Ratna memalingkan wajah, air matanya hampir jatuh, namun ia berusaha menahan diri.
"Kalau kamu menyerah, Arjuna, aku tidak akan menyerah. Aku tidak akan duduk diam melihat Revan menghancurkan dirinya sendiri, dan keluarga kita."
Arjuna menghela napas panjang, berdiri dari kursinya, lalu merapikan jasnya.
"Aku harus ke kantor," katanya akhirnya.
"Aku akan memastikan semuanya baik-baik saja, dan mungkin Revan akan datang ke sana. Kita akan lihat apa yang bisa dilakukan."
Ratna hanya memandang ke arah suaminya tanpa menjawab. Tekadnya sudah bulat. Ia tidak akan membiarkan keadaan ini terus berlanjut. Setelah Arjuna pergi, ia kembali duduk di meja makan, pikirannya berputar mencari cara untuk membawa Revan kembali ke jalur yang ia anggap benar.
Setelah Arjuna meninggalkan rumah, Ratna duduk sendirian di meja makan, matanya menatap kosong ke arah piring yang tak tersentuh.
Ratna menghela napas panjang, lalu meraih ponselnya. Ia menggulir daftar kontaknya dengan jari yang sedikit gemetar, berhenti pada nama yang sudah lama tidak ia hubungi. Dengan napas berat, ia menekan tombol panggil.
“Selamat pagi, Bu Ratna. Apa kabar?” suara pria paruh baya di ujung telepon terdengar sopan, namun ada nada formal yang dingin.
“Kabar saya baik, Pak Malik,” jawab Ratna dengan nada datar, meski emosinya tak terbendung. “Tapi saya butuh bantuan Anda untuk menyelesaikan sesuatu. Sesuatu yang sangat penting.”
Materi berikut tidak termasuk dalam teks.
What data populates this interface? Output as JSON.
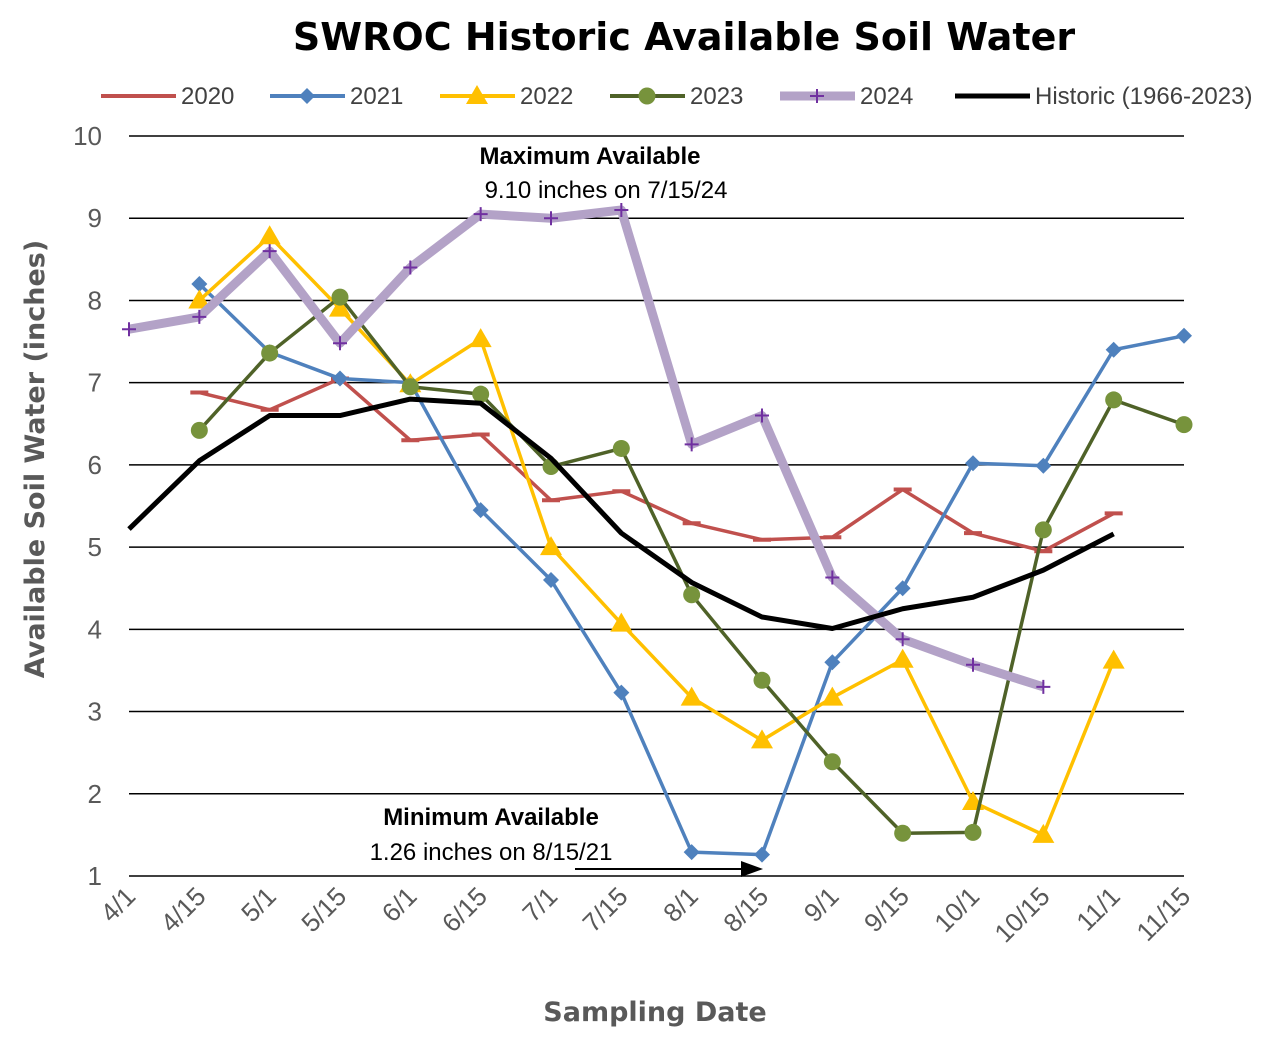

Pak Malik, seorang konsultan yang dulu pernah membantu keluarga Ratna dalam menyelesaikan berbagai urusan pribadi dengan cara-cara tak lazim, terdiam sejenak. Ia tahu jika Ratna menghubunginya, pasti ada sesuatu yang serius.
“Saya mendengarkan, Bu. Silakan,” ucap Malik dengan tenang.
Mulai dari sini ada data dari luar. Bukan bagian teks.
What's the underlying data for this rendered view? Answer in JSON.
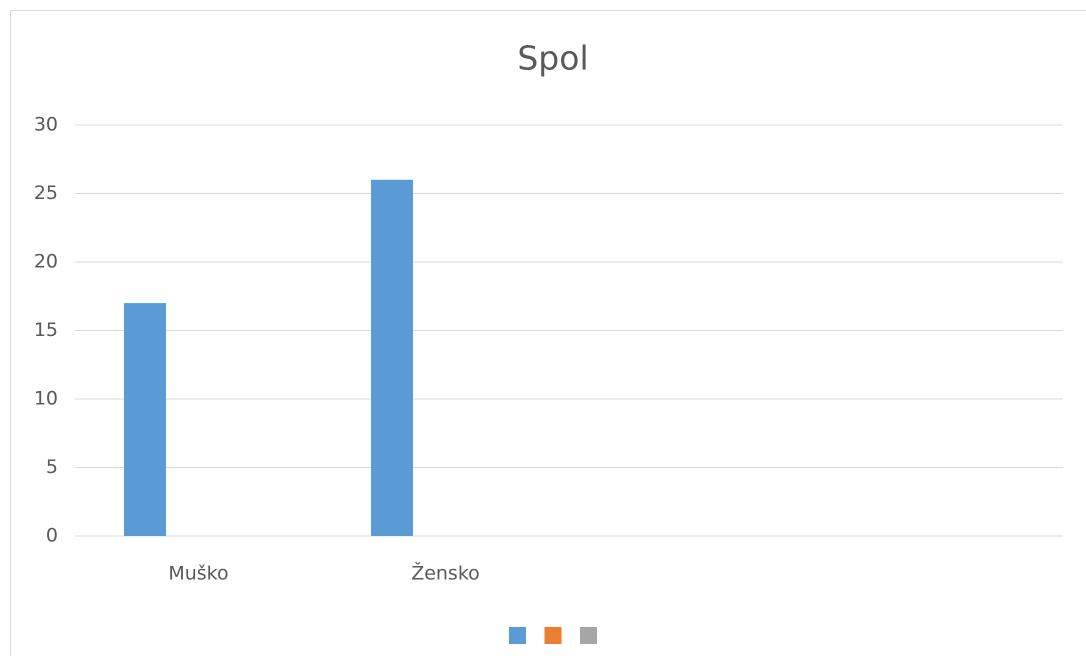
{
  "chart_data": {
    "type": "bar",
    "title": "Spol",
    "categories": [
      "Muško",
      "Žensko",
      null,
      null
    ],
    "series": [
      {
        "color": "#5b9bd5",
        "values": [
          17,
          26,
          null,
          null
        ]
      },
      {
        "color": "#ed7d31",
        "values": [
          null,
          null,
          null,
          null
        ]
      },
      {
        "color": "#a5a5a5",
        "values": [
          null,
          null,
          null,
          null
        ]
      }
    ],
    "ylim": [
      0,
      30
    ],
    "yticks": [
      0,
      5,
      10,
      15,
      20,
      25,
      30
    ],
    "grid": true,
    "legend": "bottom"
  }
}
Ratna menarik napas dalam-dalam sebelum melanjutkan. "Ada seorang wanita yang harus disingkirkan dari hidup anak saya. Namanya Mira. Saya tidak peduli bagaimana caranya, tetapi saya ingin dia pergi dari kehidupan Revan. Selamanya.”
Pak Malik terdiam sesaat, lalu berbicara hati-hati. “Bu Ratna, Anda tahu bahwa pekerjaan seperti ini membutuhkan perencanaan matang. Apa yang Anda inginkan? Tekanan sosial? Skandal? Atau... sesuatu yang lebih ekstrem?”
Ratna menggigit bibirnya, berusaha menahan emosi. “Saya tidak ingin melukai fisiknya, Malik. Itu terlalu berisiko. Saya hanya ingin menghancurkan reputasinya, membuatnya tidak punya pilihan selain meninggalkan Revan. Dia harus pergi, dengan cara apa pun, tanpa jejak.”
Pak Malik mengangguk pelan, meski Ratna tak bisa melihatnya. “Baik. Saya akan menyelidiki latar belakang wanita itu. Kalau ada celah, saya akan menggunakannya. Tapi ini butuh waktu, Bu. Dan biayanya tentu... tidak sedikit.”
“Berapa pun biayanya, saya akan membayar. Asal Mira keluar dari hidup Revan,” ujar Ratna tegas, suaranya dingin seperti baja.
“Baik, Bu Ratna. Saya akan segera memulai penyelidikan. Saya akan menghubungi Anda lagi dalam beberapa hari,” balas Malik.
Ratna mengakhiri panggilan, lalu meletakkan ponselnya di meja.
Ia duduk diam, menatap keluar jendela dengan pandangan kosong. Meski hatinya sedikit lega karena merasa sudah mengambil langkah untuk menyelamatkan anaknya, ada bagian kecil dalam dirinya yang merasa bersalah. Namun, ia segera menepis perasaan itu.
“Ini semua demi Revan,” gumamnya pelan.
Namun, Ratna tidak tahu bahwa langkah yang diambilnya ini akan membuka pintu menuju konflik yang lebih besar, membawa konsekuensi yang tak pernah ia bayangkan sebelumnya.